By Brian Kisanji | Oct 6th 2019 | 2 min read
By Brian Kisanji | October 6th 2019
Kakamega Governor Wycliffe Oparanya.

Politicians from Kakamega County have vowed to stop the takeover of Mumias Sugar Company by a bank.

The leaders voiced discontent on how revival of the miller is being treated and termed the recent notice of receivership as breach of the trust the farmers had placed in the government.

On September 24, the Kenya Commercial Bank (KCB) appointed Ponangipalli Venkata Ramana Rao of Tact Consultancy Services to act as receiver manager at the miller.

Incensed by the move, leaders now want dialogue between the bank and other stakeholders to agree on amicable ways of reviving the company before it is taken over by the receiver.

Kakamega Senator Cleophas Malala said the county government should be given an opportunity to revive the factory.

Mr Malala also urged all leaders from Western to unite and fight for a revival of the sugar industry.

“We need all leaders from the region led by Musalia Mudavadi and Moses Wetang’ula to show us the way by fighting for the revival of sugar millers,” he said.

Malala asked Kakamega county government to table its proposal on how it plans to revive the miller and engage all leaders from the region.
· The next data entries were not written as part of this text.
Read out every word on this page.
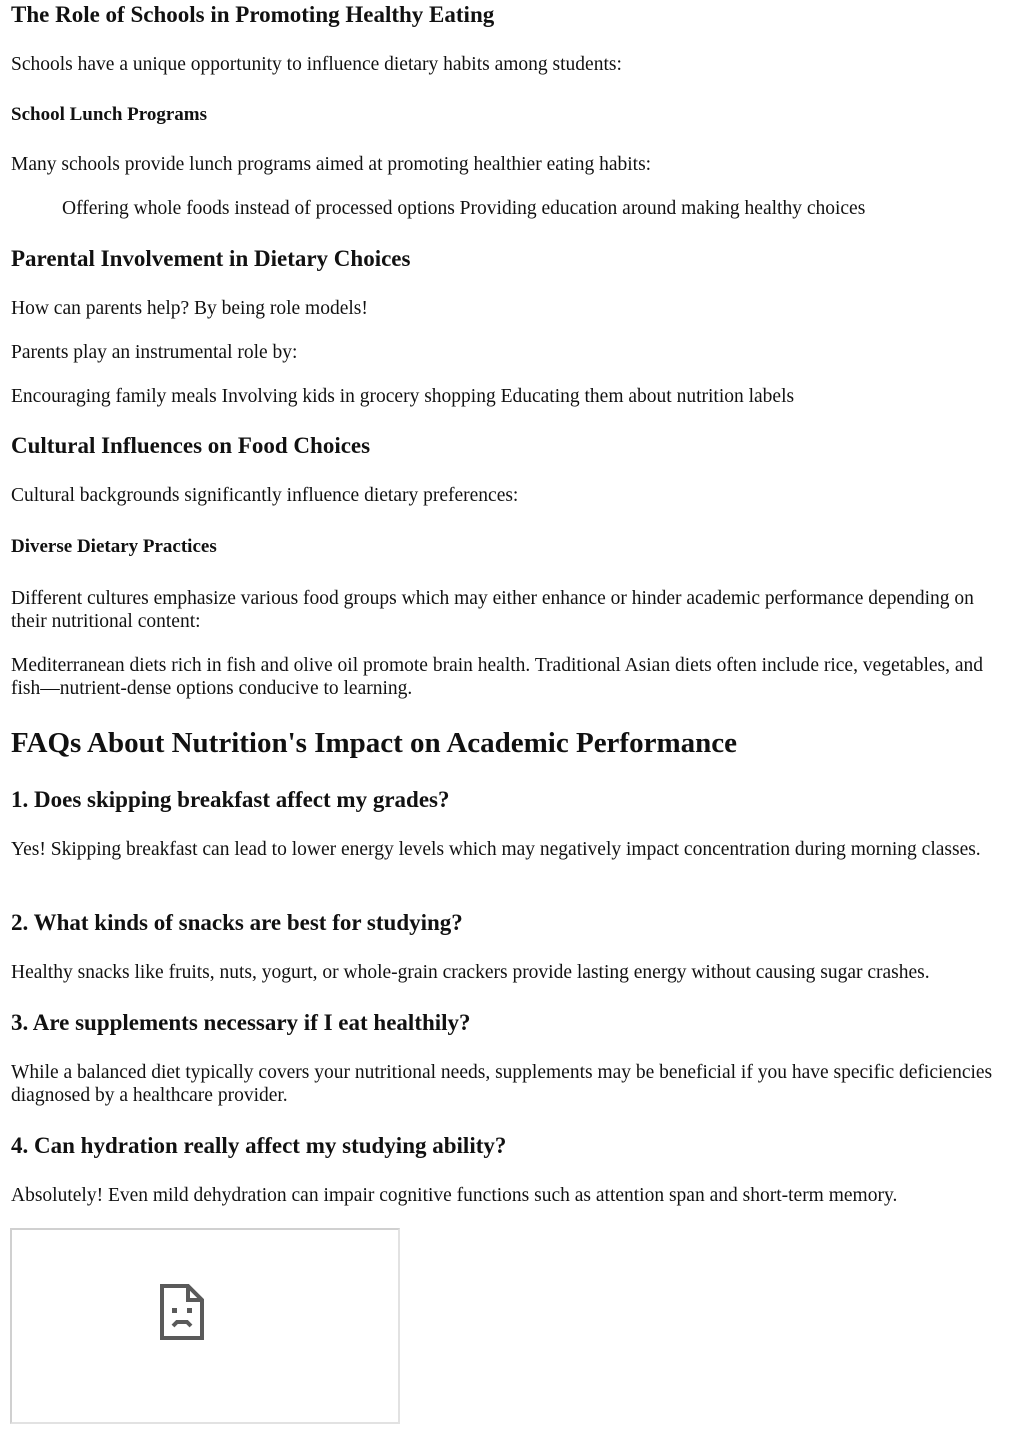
The Role of Schools in Promoting Healthy Eating

Schools have a unique opportunity to influence dietary habits among students:

School Lunch Programs

Many schools provide lunch programs aimed at promoting healthier eating habits:

Offering whole foods instead of processed options Providing education around making healthy choices

Parental Involvement in Dietary Choices

How can parents help? By being role models!

Parents play an instrumental role by:

Encouraging family meals Involving kids in grocery shopping Educating them about nutrition labels

Cultural Influences on Food Choices

Cultural backgrounds significantly influence dietary preferences:

Diverse Dietary Practices

Different cultures emphasize various food groups which may either enhance or hinder academic performance depending on their nutritional content:

Mediterranean diets rich in fish and olive oil promote brain health. Traditional Asian diets often include rice, vegetables, and fish—nutrient-dense options conducive to learning.

FAQs About Nutrition's Impact on Academic Performance
1. Does skipping breakfast affect my grades?

Yes! Skipping breakfast can lead to lower energy levels which may negatively impact concentration during morning classes.

2. What kinds of snacks are best for studying?

Healthy snacks like fruits, nuts, yogurt, or whole-grain crackers provide lasting energy without causing sugar crashes.

3. Are supplements necessary if I eat healthily?

While a balanced diet typically covers your nutritional needs, supplements may be beneficial if you have specific deficiencies diagnosed by a healthcare provider.

4. Can hydration really affect my studying ability?

Absolutely! Even mild dehydration can impair cognitive functions such as attention span and short-term memory.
“We are not against the revival of Mumias Sugar but we have to stop KCB from taking over only to later sell company assets, including land,” said the Senator.

Kakamega Woman Representative Elsie Muhanda asked the bank to hold talks with Governor Wycliffe Oparanya over the company’s future.

Former Sports Cabinet Secretary Rashid Echesa warned that the KCB takeover was not geared towards reviving the miller but to recover money the bank is owed by Mumias Sugar.

“I warned our people that this company was destined for takeover by KCB. We should not mislead our farmers that the bank can revive the miller,” said Mr Echesa.

He said the miller is owed money by several individuals and institutions and called on the board of directors to claim their dues too.

“If we can have those who owe the miller pay their debts, we can in turn pay creditors and lenders their dues,” Echesa said.

But even as they push for the local county government to take over operations at the miller, the leaders are now pleading with farmers to return to sugarcane farming.

They spoke on Friday during the burial of Elly Owinyi, a lawyer based in Kakamega, at Eluche village in Mumias East.

Later on Friday, the leaders led by governor Oparanya were scheduled to meet other Mumias Sugar Company stakeholders to discuss the way forward for the miller following the receivership.

The county government is also scheduled to meet the bank to discuss the receivership.